The filter should eliminate all of the previously retrieved rows.
Previous Page
In the event the user requests the previous page, modify the default query by flipping the signs and ORDER
, then reversing the ORDER
of results.
SELECT
*
FROM
orca.test_table
WHERE
key0 <= 50
AND
(key0 < 50
OR
(key1 <= 98
AND
(key1 < 98
OR
(key2 < 60)
)
)
)
ORDER BY
key0 DESC,
key1 DESC,
key2 DESC
LIMIT 100
Once the results are reversed, data will be in the format:
key0 key1 key2
------- ------- -------
50 97 60
50 97 62
50 97 63
... TRUNCATED ...
50 98 57
50 98 58
50 98 59
Cursors
decode_cursor
and encode_cursor
in the graphql project can be used to encode and decode arbitrary dictionaries for use in future queries.
In our example table, this would consist of key0
, key1
, and key2
to be able to enforce paging uniqueness.
These cursors point to individual elements.
At minimum, users should be given a start_cursor
and an end_cursor
for any page they retrieve.
The customer can then make a request with cursor: {their end_cursor}, direction: 'next', limit: 100
to get the page past the end_cursor,
or cursor: {their start_cursor}, direction: 'previous', limit: 100
to get the page before the start_cursor.
No Cursor
If no cursor is specified, behavior depends on direction
.
- If
direction
isnext
, get the first page of results using standard ordering. - If
direction
isprevious
, get the last page of results using inverted ordering.
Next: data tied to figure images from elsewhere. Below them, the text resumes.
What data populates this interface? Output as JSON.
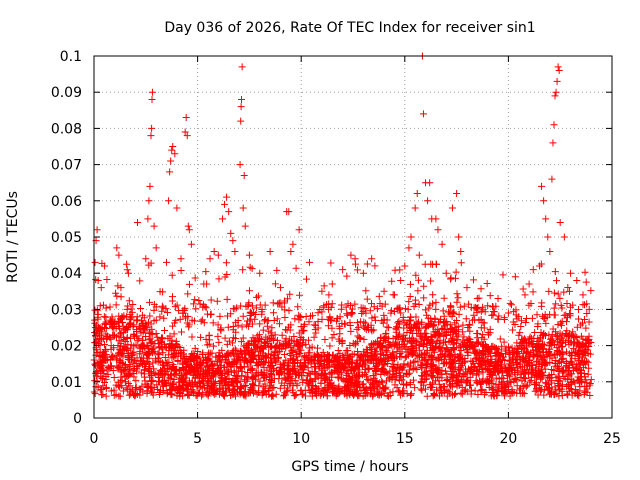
{
  "chart_data": {
    "type": "scatter",
    "title": "Day 036 of 2026, Rate Of TEC Index for receiver sin1",
    "xlabel": "GPS time / hours",
    "ylabel": "ROTI / TECUs",
    "xlim": [
      0,
      25
    ],
    "ylim": [
      0,
      0.1
    ],
    "x_ticks": [
      0,
      5,
      10,
      15,
      20,
      25
    ],
    "x_tick_labels": [
      "0",
      "5",
      "10",
      "15",
      "20",
      "25"
    ],
    "y_ticks": [
      0,
      0.01,
      0.02,
      0.03,
      0.04,
      0.05,
      0.06,
      0.07,
      0.08,
      0.09,
      0.1
    ],
    "y_tick_labels": [
      "0",
      "0.01",
      "0.02",
      "0.03",
      "0.04",
      "0.05",
      "0.06",
      "0.07",
      "0.08",
      "0.09",
      "0.1"
    ],
    "grid": true,
    "marker": "plus",
    "marker_color": "#ff0000",
    "series": [
      {
        "name": "sin1",
        "points": [
          [
            0.05,
            0.043
          ],
          [
            0.1,
            0.049
          ],
          [
            0.15,
            0.052
          ],
          [
            0.2,
            0.038
          ],
          [
            0.3,
            0.031
          ],
          [
            0.35,
            0.036
          ],
          [
            0.5,
            0.028
          ],
          [
            0.8,
            0.027
          ],
          [
            1.1,
            0.047
          ],
          [
            1.2,
            0.045
          ],
          [
            1.3,
            0.036
          ],
          [
            1.6,
            0.03
          ],
          [
            2.1,
            0.054
          ],
          [
            2.5,
            0.044
          ],
          [
            2.6,
            0.055
          ],
          [
            2.65,
            0.06
          ],
          [
            2.7,
            0.064
          ],
          [
            2.75,
            0.078
          ],
          [
            2.78,
            0.08
          ],
          [
            2.8,
            0.088
          ],
          [
            2.82,
            0.09
          ],
          [
            2.9,
            0.053
          ],
          [
            3.0,
            0.047
          ],
          [
            3.5,
            0.043
          ],
          [
            3.6,
            0.06
          ],
          [
            3.65,
            0.068
          ],
          [
            3.7,
            0.071
          ],
          [
            3.75,
            0.074
          ],
          [
            3.8,
            0.075
          ],
          [
            3.9,
            0.073
          ],
          [
            4.0,
            0.058
          ],
          [
            4.2,
            0.044
          ],
          [
            4.4,
            0.079
          ],
          [
            4.45,
            0.083
          ],
          [
            4.5,
            0.078
          ],
          [
            4.55,
            0.053
          ],
          [
            4.6,
            0.052
          ],
          [
            4.7,
            0.048
          ],
          [
            5.3,
            0.037
          ],
          [
            5.6,
            0.044
          ],
          [
            5.8,
            0.046
          ],
          [
            6.0,
            0.045
          ],
          [
            6.2,
            0.055
          ],
          [
            6.3,
            0.059
          ],
          [
            6.4,
            0.061
          ],
          [
            6.5,
            0.057
          ],
          [
            6.6,
            0.051
          ],
          [
            6.7,
            0.049
          ],
          [
            6.8,
            0.046
          ],
          [
            7.05,
            0.07
          ],
          [
            7.08,
            0.082
          ],
          [
            7.1,
            0.086
          ],
          [
            7.12,
            0.088
          ],
          [
            7.15,
            0.097
          ],
          [
            7.2,
            0.058
          ],
          [
            7.25,
            0.067
          ],
          [
            7.3,
            0.053
          ],
          [
            7.5,
            0.045
          ],
          [
            8.0,
            0.04
          ],
          [
            8.5,
            0.046
          ],
          [
            9.0,
            0.036
          ],
          [
            9.3,
            0.057
          ],
          [
            9.4,
            0.057
          ],
          [
            9.5,
            0.046
          ],
          [
            9.6,
            0.048
          ],
          [
            9.9,
            0.052
          ],
          [
            10.4,
            0.043
          ],
          [
            11.0,
            0.035
          ],
          [
            11.5,
            0.037
          ],
          [
            12.0,
            0.041
          ],
          [
            12.4,
            0.045
          ],
          [
            12.6,
            0.044
          ],
          [
            13.0,
            0.04
          ],
          [
            13.4,
            0.044
          ],
          [
            14.0,
            0.035
          ],
          [
            14.5,
            0.034
          ],
          [
            14.8,
            0.038
          ],
          [
            15.0,
            0.042
          ],
          [
            15.2,
            0.047
          ],
          [
            15.3,
            0.05
          ],
          [
            15.5,
            0.058
          ],
          [
            15.6,
            0.062
          ],
          [
            15.7,
            0.045
          ],
          [
            15.85,
            0.1
          ],
          [
            15.9,
            0.084
          ],
          [
            16.0,
            0.065
          ],
          [
            16.1,
            0.06
          ],
          [
            16.2,
            0.065
          ],
          [
            16.3,
            0.055
          ],
          [
            16.5,
            0.055
          ],
          [
            16.6,
            0.052
          ],
          [
            16.8,
            0.048
          ],
          [
            17.0,
            0.04
          ],
          [
            17.3,
            0.058
          ],
          [
            17.5,
            0.062
          ],
          [
            17.6,
            0.05
          ],
          [
            17.7,
            0.046
          ],
          [
            18.0,
            0.036
          ],
          [
            18.5,
            0.033
          ],
          [
            19.0,
            0.031
          ],
          [
            19.5,
            0.033
          ],
          [
            20.0,
            0.029
          ],
          [
            20.5,
            0.028
          ],
          [
            20.8,
            0.034
          ],
          [
            21.0,
            0.037
          ],
          [
            21.2,
            0.041
          ],
          [
            21.5,
            0.042
          ],
          [
            21.6,
            0.064
          ],
          [
            21.7,
            0.06
          ],
          [
            21.8,
            0.055
          ],
          [
            21.9,
            0.05
          ],
          [
            22.0,
            0.046
          ],
          [
            22.1,
            0.066
          ],
          [
            22.15,
            0.076
          ],
          [
            22.2,
            0.081
          ],
          [
            22.25,
            0.089
          ],
          [
            22.3,
            0.09
          ],
          [
            22.35,
            0.093
          ],
          [
            22.4,
            0.097
          ],
          [
            22.45,
            0.096
          ],
          [
            22.5,
            0.054
          ],
          [
            22.7,
            0.05
          ],
          [
            23.0,
            0.04
          ],
          [
            23.3,
            0.038
          ],
          [
            23.6,
            0.034
          ],
          [
            23.9,
            0.03
          ]
        ]
      }
    ]
  }
}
This allows users to retrieve either the first or last page of results, effectively allowing them to begin at the start or end of the record-set and page from there. This is particularly helpful in cases where the query is ordered by date, and users may want to look at events in chronological order, or may only want to look at the most recent events.